Part 1 of this paper presents the relevant EU and US legal texts. Part 2 explains why a US court order would be effective on a company headquartered in the US when the data is already in the US. Part 3 presents insights from the legislative history of Article 48. The GDPR narrowed the earlier proposed version of the blocking provision in at least five respects. Part 4 explains one significant blocking effect that does exist under Article 48 as adopted – where there is no pre-existing lawful basis for transfer, then Article 48 clearly acts as a blocking statute.
Part 5 provides a 2x2 table that summarizes the legal conclusions. Overall, the paper supports the conclusion that Article 48 likely blocks in situations where there is a lawful basis for transfer but the data is in the EU. By contrast, there are strong reasons why Article 48 does not block when there is a lawful basis for transfer but the data is in the US, including the lack of extra-territoriality when a US court orders a US company to produce evidence held in the US.

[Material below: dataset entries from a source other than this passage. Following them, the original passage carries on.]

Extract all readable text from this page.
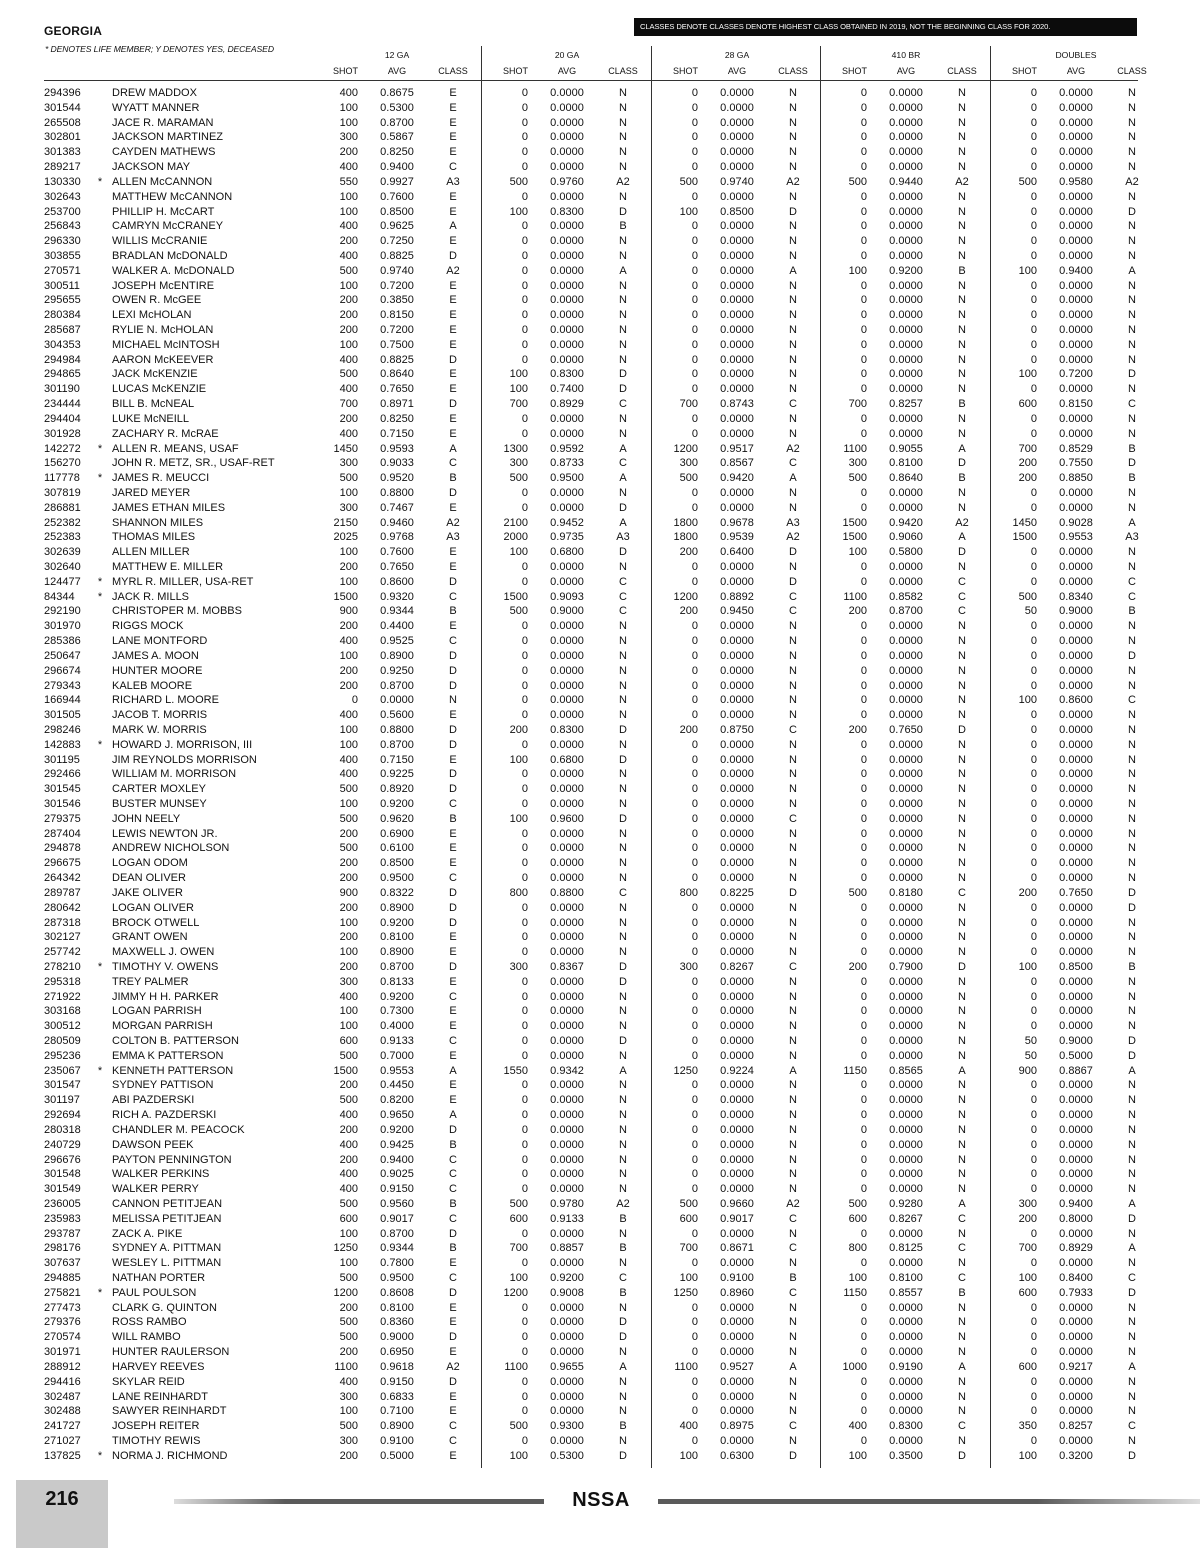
GEORGIA	CLASSES DENOTE CLASSES DENOTE HIGHEST CLASS OBTAINED IN 2019, NOT THE BEGINNING CLASS FOR 2020.
* DENOTES LIFE MEMBER; Y DENOTES YES, DECEASED
12 GA
SHOT	AVG	CLASS
20 GA
SHOT	AVG	CLASS
28 GA
SHOT	AVG	CLASS
410 BR
SHOT	AVG	CLASS
DOUBLES
SHOT	AVG	CLASS
294396	DREW MADDOX	400	0.8675	E	0	0.0000	N	0	0.0000	N	0	0.0000	N	0	0.0000	N
301544	WYATT MANNER	100	0.5300	E	0	0.0000	N	0	0.0000	N	0	0.0000	N	0	0.0000	N
265508	JACE R. MARAMAN	100	0.8700	E	0	0.0000	N	0	0.0000	N	0	0.0000	N	0	0.0000	N
302801	JACKSON MARTINEZ	300	0.5867	E	0	0.0000	N	0	0.0000	N	0	0.0000	N	0	0.0000	N
301383	CAYDEN MATHEWS	200	0.8250	E	0	0.0000	N	0	0.0000	N	0	0.0000	N	0	0.0000	N
289217	JACKSON MAY	400	0.9400	C	0	0.0000	N	0	0.0000	N	0	0.0000	N	0	0.0000	N
130330 * ALLEN McCANNON	550	0.9927	A3	500	0.9760	A2	500	0.9740	A2	500	0.9440	A2	500	0.9580	A2
302643	MATTHEW McCANNON	100	0.7600	E	0	0.0000	N	0	0.0000	N	0	0.0000	N	0	0.0000	N
253700	PHILLIP H. McCART	100	0.8500	E	100	0.8300	D	100	0.8500	D	0	0.0000	N	0	0.0000	D
256843	CAMRYN McCRANEY	400	0.9625	A	0	0.0000	B	0	0.0000	N	0	0.0000	N	0	0.0000	N
296330	WILLIS McCRANIE	200	0.7250	E	0	0.0000	N	0	0.0000	N	0	0.0000	N	0	0.0000	N
303855	BRADLAN McDONALD	400	0.8825	D	0	0.0000	N	0	0.0000	N	0	0.0000	N	0	0.0000	N
270571	WALKER A. McDONALD	500	0.9740	A2	0	0.0000	A	0	0.0000	A	100	0.9200	B	100	0.9400	A
300511	JOSEPH McENTIRE	100	0.7200	E	0	0.0000	N	0	0.0000	N	0	0.0000	N	0	0.0000	N
295655	OWEN R. McGEE	200	0.3850	E	0	0.0000	N	0	0.0000	N	0	0.0000	N	0	0.0000	N
280384	LEXI McHOLAN	200	0.8150	E	0	0.0000	N	0	0.0000	N	0	0.0000	N	0	0.0000	N
285687	RYLIE N. McHOLAN	200	0.7200	E	0	0.0000	N	0	0.0000	N	0	0.0000	N	0	0.0000	N
304353	MICHAEL McINTOSH	100	0.7500	E	0	0.0000	N	0	0.0000	N	0	0.0000	N	0	0.0000	N
294984	AARON McKEEVER	400	0.8825	D	0	0.0000	N	0	0.0000	N	0	0.0000	N	0	0.0000	N
294865	JACK McKENZIE	500	0.8640	E	100	0.8300	D	0	0.0000	N	0	0.0000	N	100	0.7200	D
301190	LUCAS McKENZIE	400	0.7650	E	100	0.7400	D	0	0.0000	N	0	0.0000	N	0	0.0000	N
234444	BILL B. McNEAL	700	0.8971	D	700	0.8929	C	700	0.8743	C	700	0.8257	B	600	0.8150	C
294404	LUKE McNEILL	200	0.8250	E	0	0.0000	N	0	0.0000	N	0	0.0000	N	0	0.0000	N
301928	ZACHARY R. McRAE	400	0.7150	E	0	0.0000	N	0	0.0000	N	0	0.0000	N	0	0.0000	N
142272 * ALLEN R. MEANS, USAF	1450	0.9593	A	1300	0.9592	A	1200	0.9517	A2	1100	0.9055	A	700	0.8529	B
156270	JOHN R. METZ, SR., USAF-RET	300	0.9033	C	300	0.8733	C	300	0.8567	C	300	0.8100	D	200	0.7550	D
117778 * JAMES R. MEUCCI	500	0.9520	B	500	0.9500	A	500	0.9420	A	500	0.8640	B	200	0.8850	B
307819	JARED MEYER	100	0.8800	D	0	0.0000	N	0	0.0000	N	0	0.0000	N	0	0.0000	N
286881	JAMES ETHAN MILES	300	0.7467	E	0	0.0000	D	0	0.0000	N	0	0.0000	N	0	0.0000	N
252382	SHANNON MILES	2150	0.9460	A2	2100	0.9452	A	1800	0.9678	A3	1500	0.9420	A2	1450	0.9028	A
252383	THOMAS MILES	2025	0.9768	A3	2000	0.9735	A3	1800	0.9539	A2	1500	0.9060	A	1500	0.9553	A3
302639	ALLEN MILLER	100	0.7600	E	100	0.6800	D	200	0.6400	D	100	0.5800	D	0	0.0000	N
302640	MATTHEW E. MILLER	200	0.7650	E	0	0.0000	N	0	0.0000	N	0	0.0000	N	0	0.0000	N
124477 * MYRL R. MILLER, USA-RET	100	0.8600	D	0	0.0000	C	0	0.0000	D	0	0.0000	C	0	0.0000	C
84344 * JACK R. MILLS	1500	0.9320	C	1500	0.9093	C	1200	0.8892	C	1100	0.8582	C	500	0.8340	C
292190	CHRISTOPER M. MOBBS	900	0.9344	B	500	0.9000	C	200	0.9450	C	200	0.8700	C	50	0.9000	B
301970	RIGGS MOCK	200	0.4400	E	0	0.0000	N	0	0.0000	N	0	0.0000	N	0	0.0000	N
285386	LANE MONTFORD	400	0.9525	C	0	0.0000	N	0	0.0000	N	0	0.0000	N	0	0.0000	N
250647	JAMES A. MOON	100	0.8900	D	0	0.0000	N	0	0.0000	N	0	0.0000	N	0	0.0000	D
296674	HUNTER MOORE	200	0.9250	D	0	0.0000	N	0	0.0000	N	0	0.0000	N	0	0.0000	N
279343	KALEB MOORE	200	0.8700	D	0	0.0000	N	0	0.0000	N	0	0.0000	N	0	0.0000	N
166944	RICHARD L. MOORE	0	0.0000	N	0	0.0000	N	0	0.0000	N	0	0.0000	N	100	0.8600	C
301505	JACOB T. MORRIS	400	0.5600	E	0	0.0000	N	0	0.0000	N	0	0.0000	N	0	0.0000	N
298246	MARK W. MORRIS	100	0.8800	D	200	0.8300	D	200	0.8750	C	200	0.7650	D	0	0.0000	N
142883 * HOWARD J. MORRISON, III	100	0.8700	D	0	0.0000	N	0	0.0000	N	0	0.0000	N	0	0.0000	N
301195	JIM REYNOLDS MORRISON	400	0.7150	E	100	0.6800	D	0	0.0000	N	0	0.0000	N	0	0.0000	N
292466	WILLIAM M. MORRISON	400	0.9225	D	0	0.0000	N	0	0.0000	N	0	0.0000	N	0	0.0000	N
301545	CARTER MOXLEY	500	0.8920	D	0	0.0000	N	0	0.0000	N	0	0.0000	N	0	0.0000	N
301546	BUSTER MUNSEY	100	0.9200	C	0	0.0000	N	0	0.0000	N	0	0.0000	N	0	0.0000	N
279375	JOHN NEELY	500	0.9620	B	100	0.9600	D	0	0.0000	C	0	0.0000	N	0	0.0000	N
287404	LEWIS NEWTON JR.	200	0.6900	E	0	0.0000	N	0	0.0000	N	0	0.0000	N	0	0.0000	N
294878	ANDREW NICHOLSON	500	0.6100	E	0	0.0000	N	0	0.0000	N	0	0.0000	N	0	0.0000	N
296675	LOGAN ODOM	200	0.8500	E	0	0.0000	N	0	0.0000	N	0	0.0000	N	0	0.0000	N
264342	DEAN OLIVER	200	0.9500	C	0	0.0000	N	0	0.0000	N	0	0.0000	N	0	0.0000	N
289787	JAKE OLIVER	900	0.8322	D	800	0.8800	C	800	0.8225	D	500	0.8180	C	200	0.7650	D
280642	LOGAN OLIVER	200	0.8900	D	0	0.0000	N	0	0.0000	N	0	0.0000	N	0	0.0000	D
287318	BROCK OTWELL	100	0.9200	D	0	0.0000	N	0	0.0000	N	0	0.0000	N	0	0.0000	N
302127	GRANT OWEN	200	0.8100	E	0	0.0000	N	0	0.0000	N	0	0.0000	N	0	0.0000	N
257742	MAXWELL J. OWEN	100	0.8900	E	0	0.0000	N	0	0.0000	N	0	0.0000	N	0	0.0000	N
278210 * TIMOTHY V. OWENS	200	0.8700	D	300	0.8367	D	300	0.8267	C	200	0.7900	D	100	0.8500	B
295318	TREY PALMER	300	0.8133	E	0	0.0000	D	0	0.0000	N	0	0.0000	N	0	0.0000	N
271922	JIMMY H H. PARKER	400	0.9200	C	0	0.0000	N	0	0.0000	N	0	0.0000	N	0	0.0000	N
303168	LOGAN PARRISH	100	0.7300	E	0	0.0000	N	0	0.0000	N	0	0.0000	N	0	0.0000	N
300512	MORGAN PARRISH	100	0.4000	E	0	0.0000	N	0	0.0000	N	0	0.0000	N	0	0.0000	N
280509	COLTON B. PATTERSON	600	0.9133	C	0	0.0000	D	0	0.0000	N	0	0.0000	N	50	0.9000	D
295236	EMMA K PATTERSON	500	0.7000	E	0	0.0000	N	0	0.0000	N	0	0.0000	N	50	0.5000	D
235067 * KENNETH PATTERSON	1500	0.9553	A	1550	0.9342	A	1250	0.9224	A	1150	0.8565	A	900	0.8867	A
301547	SYDNEY PATTISON	200	0.4450	E	0	0.0000	N	0	0.0000	N	0	0.0000	N	0	0.0000	N
301197	ABI PAZDERSKI	500	0.8200	E	0	0.0000	N	0	0.0000	N	0	0.0000	N	0	0.0000	N
292694	RICH A. PAZDERSKI	400	0.9650	A	0	0.0000	N	0	0.0000	N	0	0.0000	N	0	0.0000	N
280318	CHANDLER M. PEACOCK	200	0.9200	D	0	0.0000	N	0	0.0000	N	0	0.0000	N	0	0.0000	N
240729	DAWSON PEEK	400	0.9425	B	0	0.0000	N	0	0.0000	N	0	0.0000	N	0	0.0000	N
296676	PAYTON PENNINGTON	200	0.9400	C	0	0.0000	N	0	0.0000	N	0	0.0000	N	0	0.0000	N
301548	WALKER PERKINS	400	0.9025	C	0	0.0000	N	0	0.0000	N	0	0.0000	N	0	0.0000	N
301549	WALKER PERRY	400	0.9150	C	0	0.0000	N	0	0.0000	N	0	0.0000	N	0	0.0000	N
236005	CANNON PETITJEAN	500	0.9560	B	500	0.9780	A2	500	0.9660	A2	500	0.9280	A	300	0.9400	A
235983	MELISSA PETITJEAN	600	0.9017	C	600	0.9133	B	600	0.9017	C	600	0.8267	C	200	0.8000	D
293787	ZACK A. PIKE	100	0.8700	D	0	0.0000	N	0	0.0000	N	0	0.0000	N	0	0.0000	N
298176	SYDNEY A. PITTMAN	1250	0.9344	B	700	0.8857	B	700	0.8671	C	800	0.8125	C	700	0.8929	A
307637	WESLEY L. PITTMAN	100	0.7800	E	0	0.0000	N	0	0.0000	N	0	0.0000	N	0	0.0000	N
294885	NATHAN PORTER	500	0.9500	C	100	0.9200	C	100	0.9100	B	100	0.8100	C	100	0.8400	C
275821 * PAUL POULSON	1200	0.8608	D	1200	0.9008	B	1250	0.8960	C	1150	0.8557	B	600	0.7933	D
277473	CLARK G. QUINTON	200	0.8100	E	0	0.0000	N	0	0.0000	N	0	0.0000	N	0	0.0000	N
279376	ROSS RAMBO	500	0.8360	E	0	0.0000	D	0	0.0000	N	0	0.0000	N	0	0.0000	N
270574	WILL RAMBO	500	0.9000	D	0	0.0000	D	0	0.0000	N	0	0.0000	N	0	0.0000	N
301971	HUNTER RAULERSON	200	0.6950	E	0	0.0000	N	0	0.0000	N	0	0.0000	N	0	0.0000	N
288912	HARVEY REEVES	1100	0.9618	A2	1100	0.9655	A	1100	0.9527	A	1000	0.9190	A	600	0.9217	A
294416	SKYLAR REID	400	0.9150	D	0	0.0000	N	0	0.0000	N	0	0.0000	N	0	0.0000	N
302487	LANE REINHARDT	300	0.6833	E	0	0.0000	N	0	0.0000	N	0	0.0000	N	0	0.0000	N
302488	SAWYER REINHARDT	100	0.7100	E	0	0.0000	N	0	0.0000	N	0	0.0000	N	0	0.0000	N
241727	JOSEPH REITER	500	0.8900	C	500	0.9300	B	400	0.8975	C	400	0.8300	C	350	0.8257	C
271027	TIMOTHY REWIS	300	0.9100	C	0	0.0000	N	0	0.0000	N	0	0.0000	N	0	0.0000	N
137825 * NORMA J. RICHMOND	200	0.5000	E	100	0.5300	D	100	0.6300	D	100	0.3500	D	100	0.3200	D
216	NSSA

Part 6 examines a separate piece of the EDPS/EDPB initial legal assessment, concerning GDPR Article 6. That legal assessment took a surprisingly narrow view of what constitutes legal processing under GDPR with respect to transfers to third countries. The discussion here queries whether this narrow view is consistent with Article 6. In sum, overall, the GDPR has a narrower blocking effect than prior analysis have suggested.